Les oreilles de la jeune Noire se bouchèrent et sa vision se troubla. Les pièces du puzzle se mettaient en place avec netteté. Ismaël avait provoqué l'état de Geb en lui administrant en secret un traitement préconisé par Irina Malcolm. C'était sa faute si son ami délirait, en proie à des souvenirs enfouis, enfermé dans une cellule sous ondes sommeil et tranquillisants jour et nuit.

- Tu as fait ça ? s'entendit cracher la GEN.

Une colère sourde s'empara d'elle et Amanda s'efforça de la refouler. Les émotions négatives de ce type ne l'atteignaient que très peu, en règle générale, mais l'aveu de l'informaticien la révoltait. Geb ne serait peut-être plus jamais celui qu'il avait été, tout ça à cause de son petit ami trop influençable.

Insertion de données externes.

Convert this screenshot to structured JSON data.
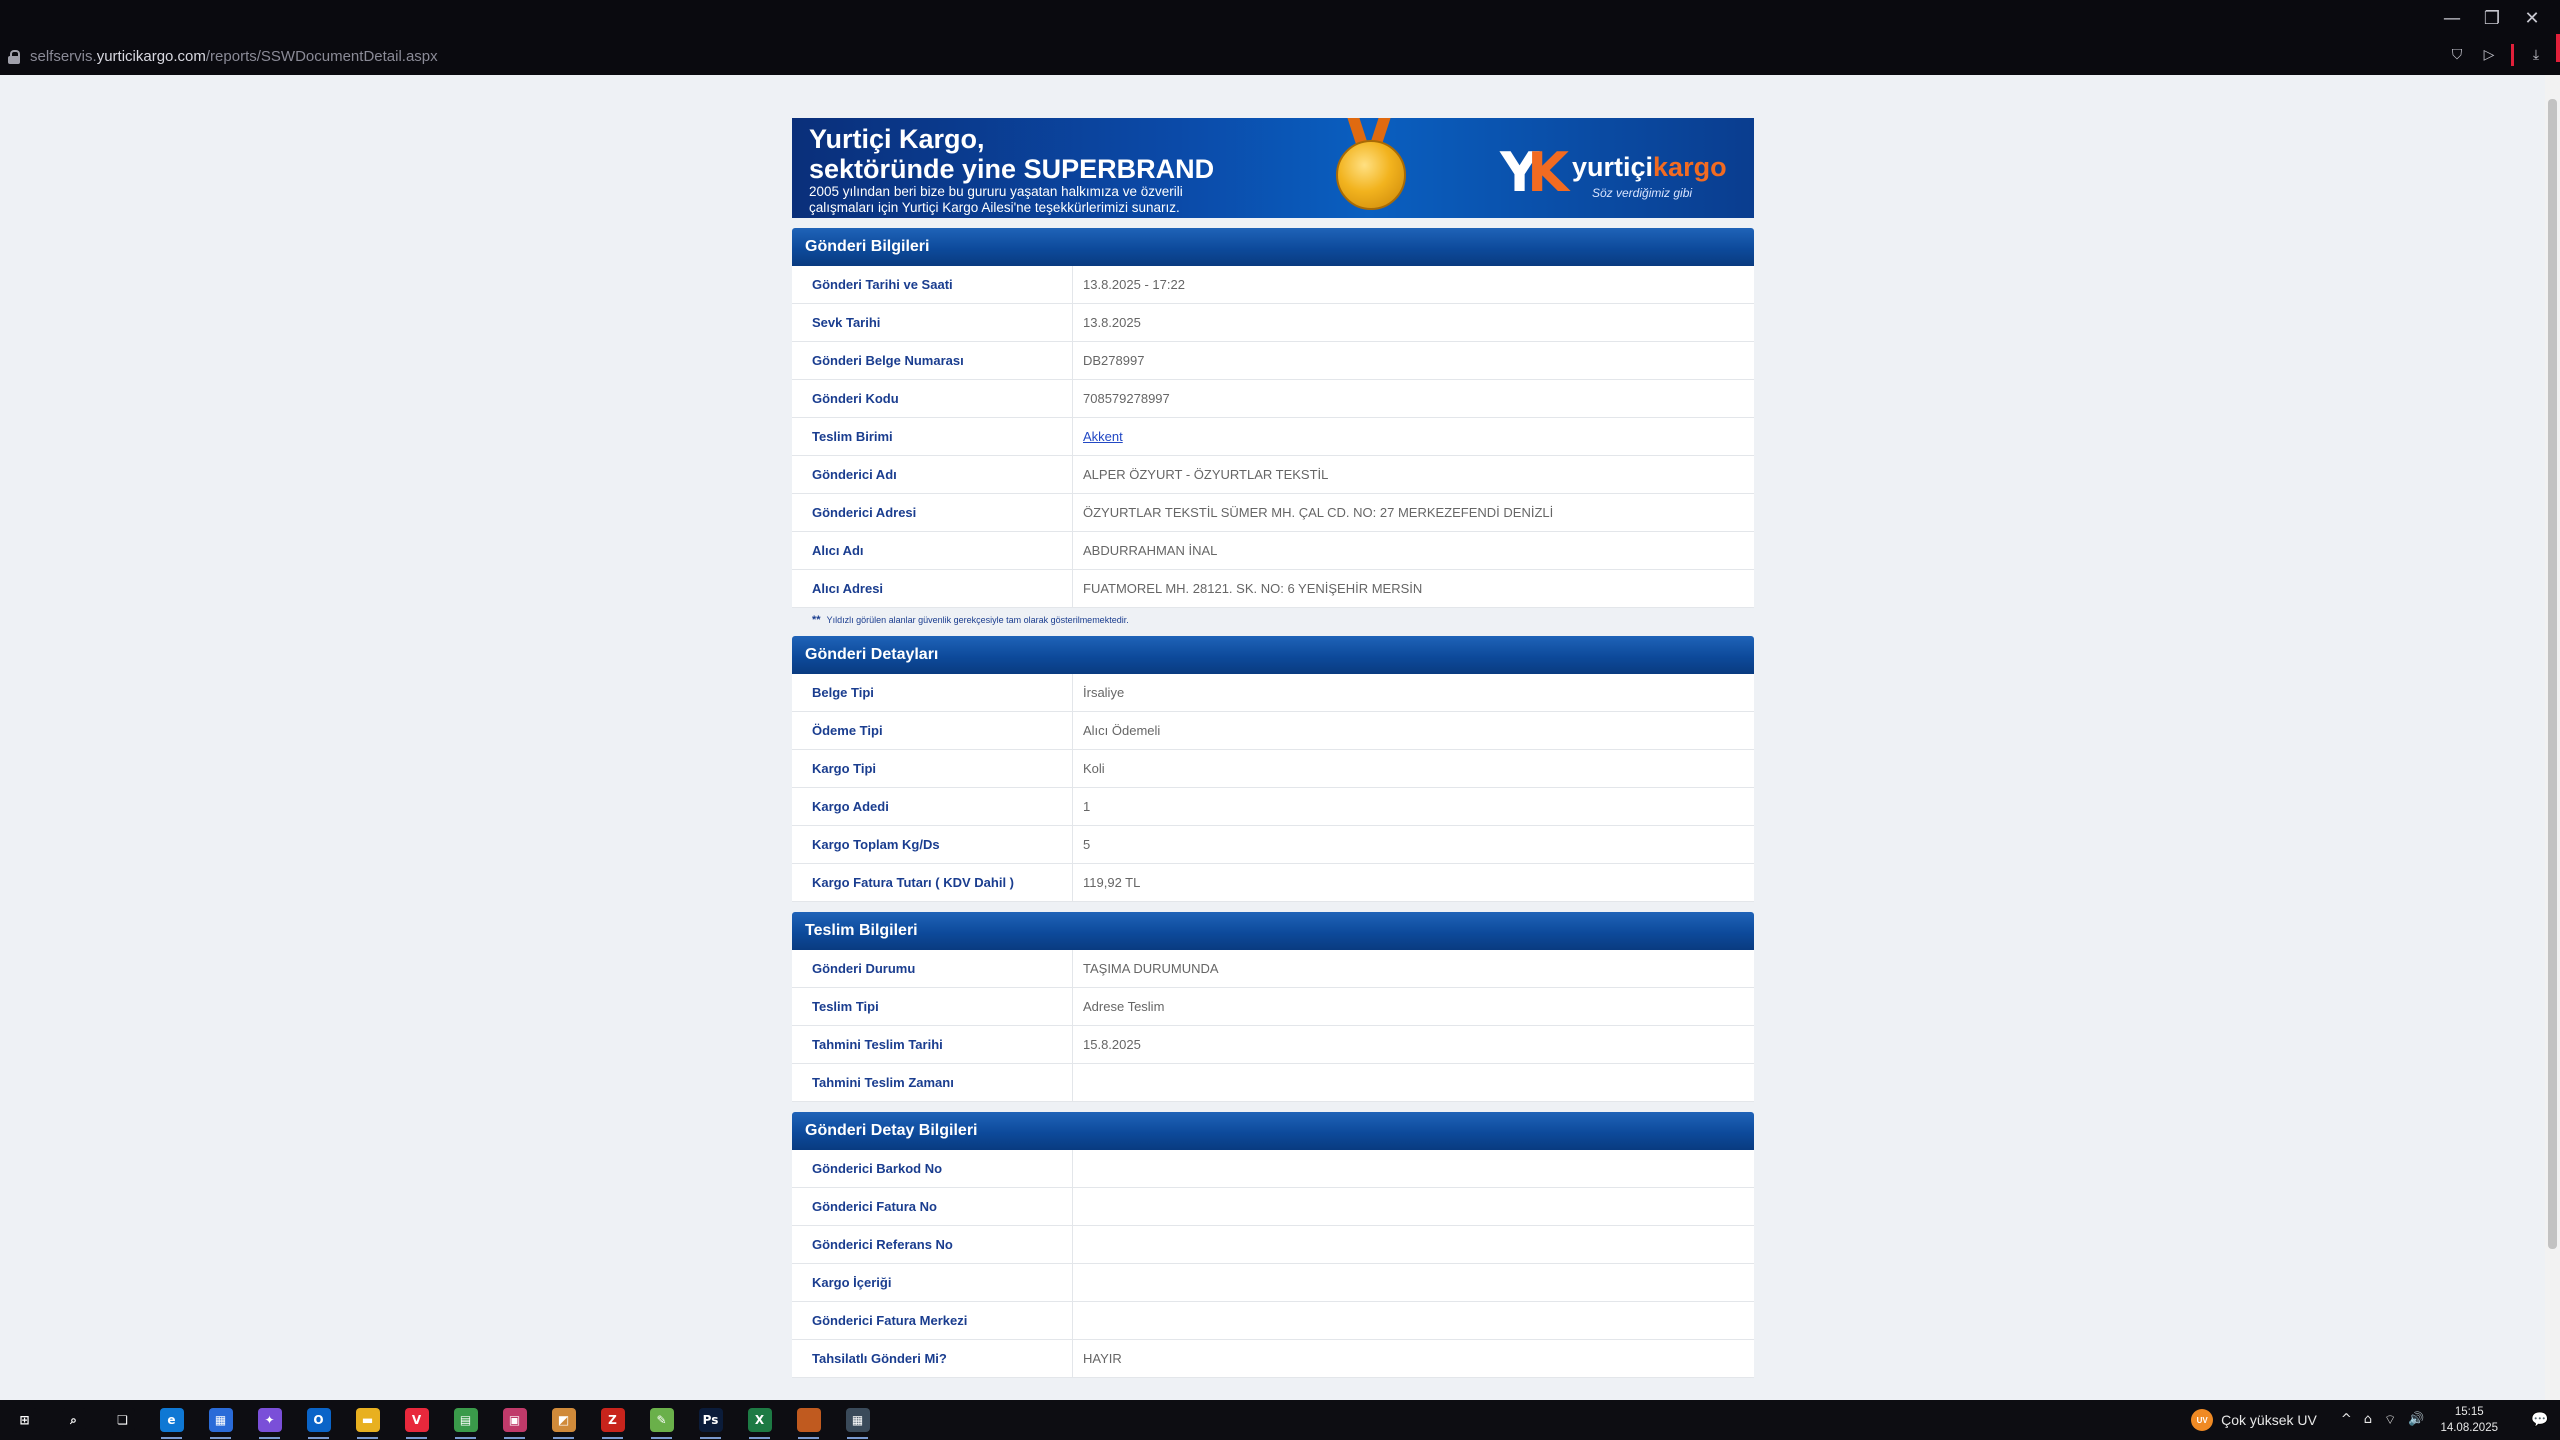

Alors, Amanda tourna les talons et s'en fut vers le manoir, le corps tremblant. Si elle restait, elle allait frapper Ismaël. Elle ne s'arrêta qu'une fois devant la porte et s'appuya contre celle-ci, la respiration saccadée pour tenter de reprendre le contrôle d'elle-même.

Elle abaissait la poignée pour entrer lorsque la première crampe la saisit et lui déchira le ventre.